Только глянув в искаженное болью, разом постаревшее лицо Карасулина, до конца поняла Ярославна, какая беда нависла над ними. Она прошла через гражданскую войну, знала ее жестокие законы, и сейчас, вмиг подобравшись, девушка, как старшая младшему, скомандовала Ромке:

— Пошли.

— Постой. Ну чуть-чуть. — Ромка взял ее за руку, с усилием подбирая слова. — Я бы никогда не сказал. Сам понимаю… Но тут такое… Может, навсегда. Не свидимся. Хочу, чтоб знала… Не серчай только. Люблю тебя. Люблю… Не знаю, как сказать. Нет таких слов. Просто лю… — голос надломился.

Острая жалость, смешанная с материнской нежностью, вспыхнула в душе Ярославны.

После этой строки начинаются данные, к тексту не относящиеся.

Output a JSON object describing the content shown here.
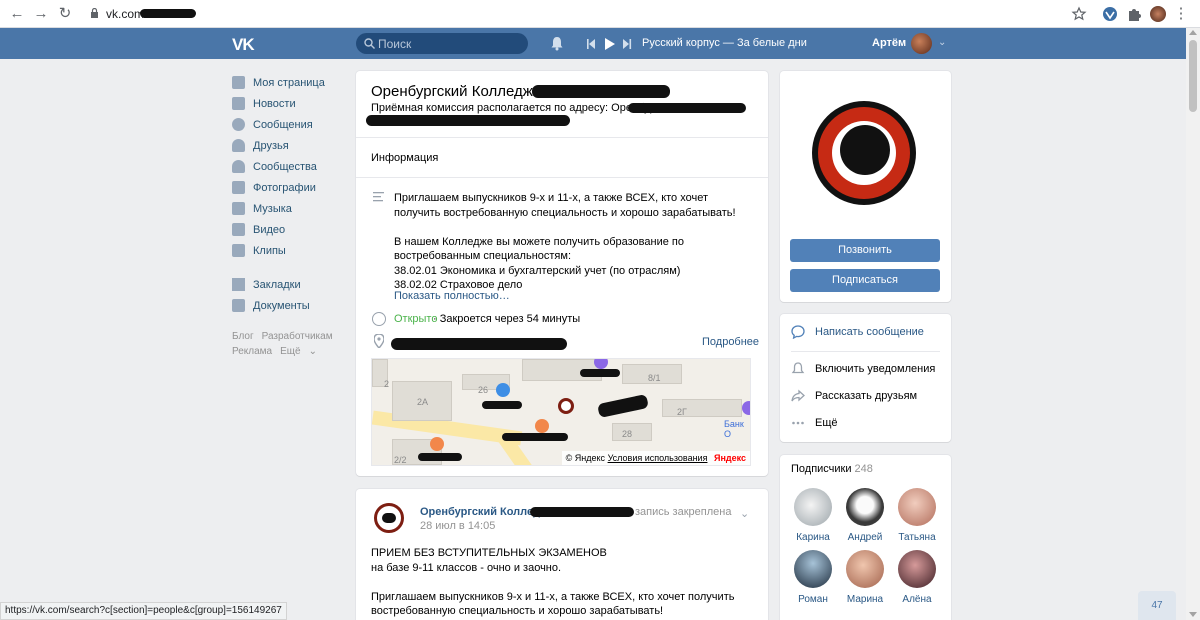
{
  "browser": {
    "url": "vk.com/c"
  },
  "header": {
    "logo": "VK",
    "search_placeholder": "Поиск",
    "track": "Русский корпус — За белые дни",
    "user_name": "Артём"
  },
  "left_menu": {
    "items": [
      {
        "label": "Моя страница"
      },
      {
        "label": "Новости"
      },
      {
        "label": "Сообщения"
      },
      {
        "label": "Друзья"
      },
      {
        "label": "Сообщества"
      },
      {
        "label": "Фотографии"
      },
      {
        "label": "Музыка"
      },
      {
        "label": "Видео"
      },
      {
        "label": "Клипы"
      }
    ],
    "extra": [
      {
        "label": "Закладки"
      },
      {
        "label": "Документы"
      }
    ],
    "footer": {
      "blog": "Блог",
      "dev": "Разработчикам",
      "ads": "Реклама",
      "more": "Ещё"
    }
  },
  "group": {
    "title": "Оренбургский Колледж",
    "address_line": "Приёмная комиссия располагается по адресу: Оренбург,",
    "tab": "Информация",
    "description": [
      "Приглашаем выпускников 9-х и 11-х, а также ВСЕХ, кто хочет получить востребованную специальность и хорошо зарабатывать!",
      "В нашем Колледже вы можете получить образование по востребованным специальностям:\n38.02.01 Экономика и бухгалтерский учет (по отраслям)\n38.02.02 Страховое дело"
    ],
    "show_more": "Показать полностью…",
    "open_status": "Открыто",
    "closes_in": " · Закроется через 54 минуты",
    "details_link": "Подробнее",
    "map": {
      "copyright_prefix": "© Яндекс",
      "terms": "Условия использования",
      "brand": "Яндекс",
      "labels": [
        "2",
        "2A",
        "26",
        "8/1",
        "2Г",
        "28",
        "2/2",
        "Банк О"
      ]
    }
  },
  "post": {
    "author": "Оренбургский Колледж",
    "pinned": "запись закреплена",
    "date": "28 июл в 14:05",
    "paragraphs": [
      "ПРИЕМ БЕЗ ВСТУПИТЕЛЬНЫХ ЭКЗАМЕНОВ\nна базе 9-11 классов - очно и заочно.",
      "Приглашаем выпускников 9-х и 11-х, а также ВСЕХ, кто хочет получить востребованную специальность и хорошо зарабатывать!"
    ]
  },
  "side": {
    "call_btn": "Позвонить",
    "subscribe_btn": "Подписаться",
    "actions": [
      {
        "label": "Написать сообщение"
      },
      {
        "label": "Включить уведомления"
      },
      {
        "label": "Рассказать друзьям"
      },
      {
        "label": "Ещё"
      }
    ],
    "subscribers_label": "Подписчики",
    "subscribers_count": "248",
    "subscribers": [
      {
        "name": "Карина"
      },
      {
        "name": "Андрей"
      },
      {
        "name": "Татьяна"
      },
      {
        "name": "Роман"
      },
      {
        "name": "Марина"
      },
      {
        "name": "Алёна"
      }
    ]
  },
  "statusbar": "https://vk.com/search?c[section]=people&c[group]=156149267",
  "chat_count": "47",
  "colors": {
    "vk_blue": "#4a76a8",
    "button": "#5181b8",
    "link": "#2a5885",
    "open_green": "#4bb34b"
  }
}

Подбежала к парню, прижала его голову к своей груди.

— Ромка, милый… Зачем так? Ты замечательный друг. Я даже не знаю… Я просто никогда не думала об этом… Ну, успокойся, хороший мой.

Она легонько и торопливо гладила его волосы, ласково говорила какие-то бессвязные, хорошие слова, а Ромка млел. Понимал, что жалеют его, увечного, и оттого еще больше раскисал, негодовал на себя, но не мог совладать, как воск, таял от ее близости.

Протяжно и жалобно взвыла собака на улице. Ярославна дрогнула, замерла, вслушиваясь. Ромка глянул в ее напрягшееся, встревоженное лицо и забеспокоился.

— Прости меня, — смущенно пробормотал. — Ненароком. Честное слово, не хотел. Само получилось…

— Полно, Рома. Одевайся.

Во дворе он схватил ее за рукав, обнял за плечи, жарко зашептал:

— Едем вместе. Куда ты одна? Ночь. Дороги не знаешь. Сейчас запрягу, махнем по Малиновому буераку. Зимник там — шаром покати! Серко любого черта обскачет. В случае чего, отстреляемся.